WELDON: How does that - wait, what logic is that? I mean, also the fact that you can play it in a couple different ways is what's not satisfying to me. Like, is it a destroy-everything game or is it a timed puzzle game? The answer is it's both.

HOLMES: See, I like that.

WELDON: But, see, if it's a destroy-everything game, it has to be a lot more viscerally satisfying. See, I am a rule follower and a grade grubber. And you get a grade, a letter grade, at the end of every level, and I can't tell how I'm being graded.


WELDON: I need a clear set of objectives, and you need to tell me exactly what is expected of me here.
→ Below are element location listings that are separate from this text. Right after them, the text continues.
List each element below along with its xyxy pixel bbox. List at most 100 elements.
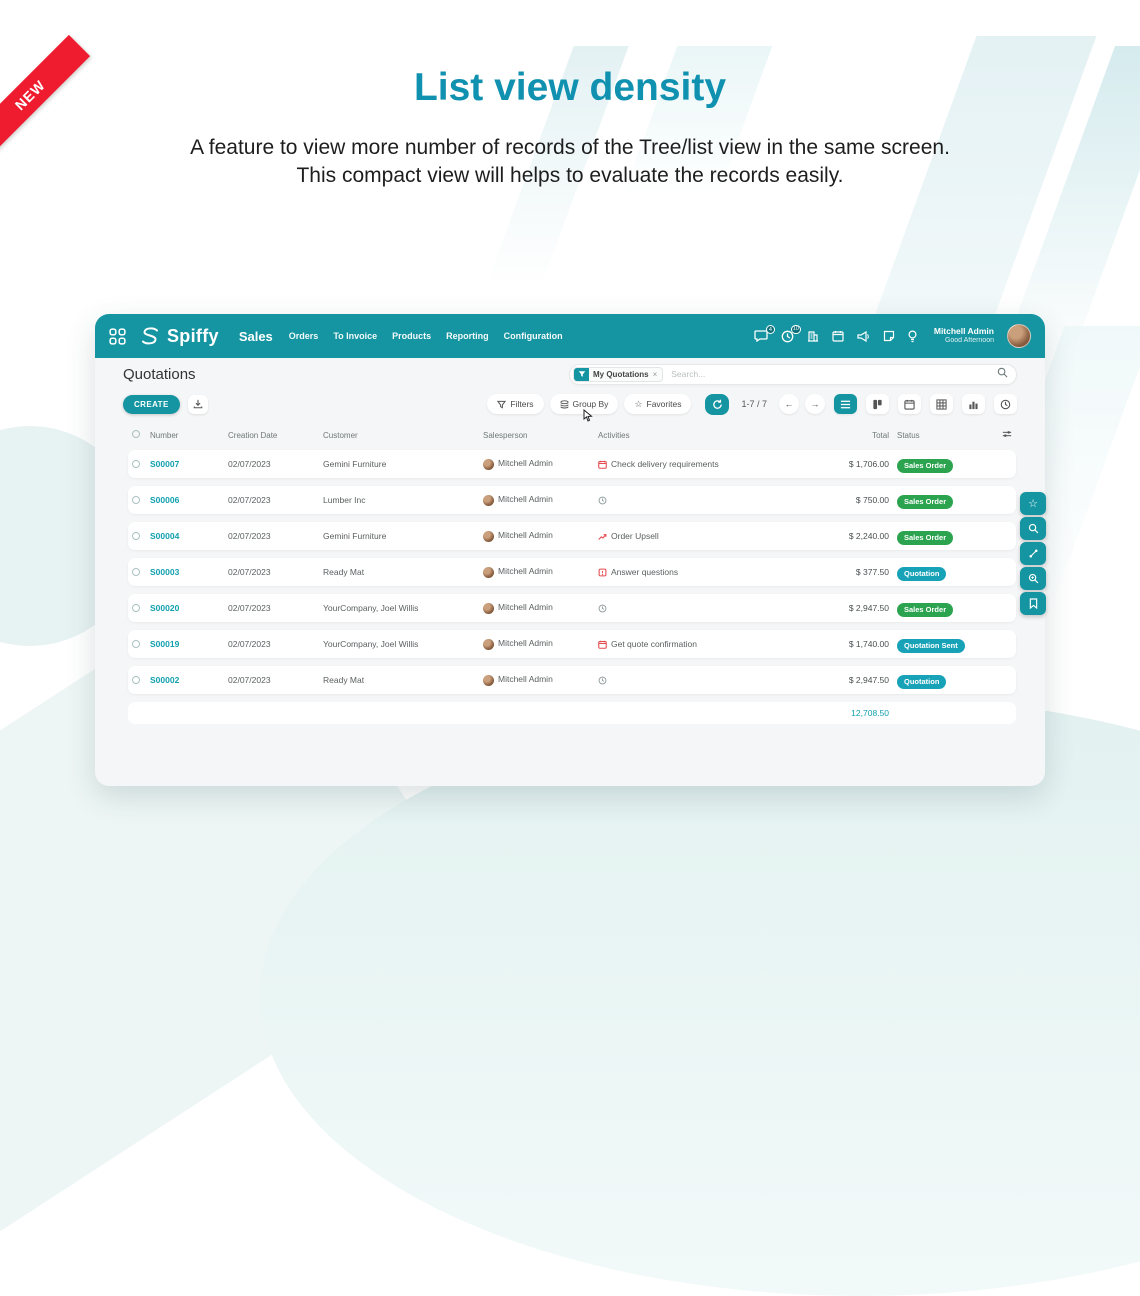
quotation-number[interactable]: S00002 — [150, 675, 228, 685]
status-badge: Sales Order — [897, 495, 953, 509]
menu-item-to-invoice[interactable]: To Invoice — [333, 331, 377, 341]
select-all-radio[interactable] — [132, 430, 140, 438]
current-app-name[interactable]: Sales — [239, 329, 273, 344]
search-icon[interactable] — [997, 365, 1008, 383]
search-facet[interactable]: My Quotations × — [573, 367, 663, 382]
megaphone-icon[interactable] — [857, 331, 870, 342]
activity-cell[interactable]: Answer questions — [598, 567, 782, 577]
view-calendar-button[interactable] — [898, 394, 921, 414]
spiffy-logo[interactable]: Spiffy — [138, 324, 219, 348]
facet-remove-icon[interactable]: × — [653, 370, 663, 379]
pager-range: 1-7 / 7 — [741, 399, 767, 409]
table-row[interactable]: S0001902/07/2023YourCompany, Joel Willis… — [128, 630, 1016, 658]
page-subheading: A feature to view more number of records… — [0, 134, 1140, 190]
view-activity-button[interactable] — [994, 394, 1017, 414]
table-row[interactable]: S0000602/07/2023Lumber IncMitchell Admin… — [128, 486, 1016, 514]
quotation-number[interactable]: S00007 — [150, 459, 228, 469]
customer-name: YourCompany, Joel Willis — [323, 603, 483, 613]
subheading-line2: This compact view will helps to evaluate… — [0, 162, 1140, 190]
total-amount: $ 1,706.00 — [782, 459, 897, 469]
activity-cell[interactable]: Get quote confirmation — [598, 639, 782, 649]
zoom-search-button[interactable] — [1020, 567, 1046, 590]
salesperson-cell: Mitchell Admin — [483, 638, 598, 649]
subheading-line1: A feature to view more number of records… — [0, 134, 1140, 162]
user-greeting: Good Afternoon — [934, 337, 994, 346]
view-list-button[interactable] — [834, 394, 857, 414]
quotation-number[interactable]: S00020 — [150, 603, 228, 613]
spiffy-logo-icon — [138, 324, 162, 348]
row-select-radio[interactable] — [132, 640, 140, 648]
messages-icon[interactable]: 4 — [754, 330, 768, 342]
table-row[interactable]: S0000702/07/2023Gemini FurnitureMitchell… — [128, 450, 1016, 478]
search-input[interactable] — [663, 369, 997, 379]
col-number[interactable]: Number — [150, 431, 228, 440]
salesperson-avatar — [483, 639, 494, 650]
creation-date: 02/07/2023 — [228, 495, 323, 505]
user-avatar[interactable] — [1007, 324, 1031, 348]
creation-date: 02/07/2023 — [228, 675, 323, 685]
activity-cell[interactable] — [598, 604, 782, 613]
table-row[interactable]: S0000202/07/2023Ready MatMitchell Admin$… — [128, 666, 1016, 694]
calendar-icon[interactable] — [832, 330, 844, 342]
activity-cell[interactable] — [598, 676, 782, 685]
lightbulb-icon[interactable] — [908, 330, 917, 343]
resize-arrow-button[interactable] — [1020, 542, 1046, 565]
activity-clock-icon[interactable]: 10 — [781, 330, 794, 343]
apps-grid-icon[interactable] — [109, 328, 126, 345]
activity-cell[interactable] — [598, 496, 782, 505]
row-select-radio[interactable] — [132, 676, 140, 684]
row-select-radio[interactable] — [132, 532, 140, 540]
facet-label: My Quotations — [589, 370, 653, 379]
status-badge: Quotation Sent — [897, 639, 965, 653]
search-bar[interactable]: My Quotations × — [569, 364, 1017, 385]
column-settings-icon[interactable] — [1002, 429, 1016, 441]
table-row[interactable]: S0000302/07/2023Ready MatMitchell AdminA… — [128, 558, 1016, 586]
row-select-radio[interactable] — [132, 568, 140, 576]
row-select-radio[interactable] — [132, 496, 140, 504]
view-graph-button[interactable] — [962, 394, 985, 414]
col-total[interactable]: Total — [782, 431, 897, 440]
total-amount: $ 377.50 — [782, 567, 897, 577]
refresh-button[interactable] — [705, 394, 729, 415]
col-creation-date[interactable]: Creation Date — [228, 431, 323, 440]
app-window: Spiffy Sales Orders To Invoice Products Rep… — [95, 314, 1045, 786]
customer-name: Ready Mat — [323, 675, 483, 685]
row-select-radio[interactable] — [132, 460, 140, 468]
activity-cell[interactable]: Order Upsell — [598, 531, 782, 541]
star-icon: ☆ — [634, 399, 642, 410]
table-row[interactable]: S0000402/07/2023Gemini FurnitureMitchell… — [128, 522, 1016, 550]
salesperson-avatar — [483, 567, 494, 578]
create-button[interactable]: CREATE — [123, 395, 180, 414]
pager-next-button[interactable]: → — [805, 394, 825, 414]
col-activities[interactable]: Activities — [598, 431, 782, 440]
filter-facet-icon — [574, 367, 589, 382]
quotation-number[interactable]: S00004 — [150, 531, 228, 541]
row-select-radio[interactable] — [132, 604, 140, 612]
creation-date: 02/07/2023 — [228, 459, 323, 469]
notes-icon[interactable] — [883, 330, 895, 342]
menu-item-orders[interactable]: Orders — [289, 331, 319, 341]
activity-calendar-icon — [598, 640, 607, 649]
bookmark-button[interactable] — [1020, 592, 1046, 615]
pager-prev-button[interactable]: ← — [779, 394, 799, 414]
view-kanban-button[interactable] — [866, 394, 889, 414]
col-salesperson[interactable]: Salesperson — [483, 431, 598, 440]
building-icon[interactable] — [807, 330, 819, 342]
activity-cell[interactable]: Check delivery requirements — [598, 459, 782, 469]
view-pivot-button[interactable] — [930, 394, 953, 414]
menu-item-reporting[interactable]: Reporting — [446, 331, 489, 341]
col-customer[interactable]: Customer — [323, 431, 483, 440]
favorite-star-button[interactable]: ☆ — [1020, 492, 1046, 515]
user-menu[interactable]: Mitchell Admin Good Afternoon — [934, 326, 994, 345]
menu-item-configuration[interactable]: Configuration — [504, 331, 563, 341]
quotation-number[interactable]: S00006 — [150, 495, 228, 505]
quotation-number[interactable]: S00019 — [150, 639, 228, 649]
col-status[interactable]: Status — [897, 431, 1002, 440]
export-download-icon[interactable] — [188, 395, 208, 414]
quotation-number[interactable]: S00003 — [150, 567, 228, 577]
quick-search-button[interactable] — [1020, 517, 1046, 540]
menu-item-products[interactable]: Products — [392, 331, 431, 341]
favorites-button[interactable]: ☆ Favorites — [624, 394, 691, 414]
filters-button[interactable]: Filters — [487, 394, 543, 414]
table-row[interactable]: S0002002/07/2023YourCompany, Joel Willis… — [128, 594, 1016, 622]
And I get a good grade for doing it fast and destroying stuff, and I also get a good grade if I am very - like, what - I feel like I need an adult and I need to be told exactly what to do, and this game doesn't do that for me.

HOLMES: See, here's the thing. I went back and played the same level a second time and realized that I had completed the level previously without figuring out, like, the basic trick of that level (laughter) because I had just smashed everything.


HOLMES: I was like, oh, I just broke everything. I didn't realize that if you do this and this and this, the doors will open and you don't have to break everything. I thought that was so funny when I realized like, oh, you can just open this door (laughter).


HOLMES: You don't actually have to just fling a couch through the wall, which is what I had done previously.


HOLMES: See, I agree with Stephen that it has some similarities to Untitled Goose Game, except that it tells you what you're supposed to do, which is, you know, move the projector from here to here. As opposed to Untitled Goose Game, which I can't get into because I feel like I just walk around quacking, and I'm like, I don't even know what the objective is. What am I supposed to be doing?

THOMPSON: All I want in that game is just to walk around going (quacking).

WELDON: Yeah, sure.

THOMPSON: If that were the game, just walk around honking at people, I'm in.

HOLMES: Well, if there's one thing that I think we've learned, it's that people like different games.


HOLMES: And I think there's a theme emerging that depending on how intuitive you find a game to be, you may like it less or more, which is why, you know, Glen found his pick to be relatively easy and I found it to be extremely difficult - extremely difficult.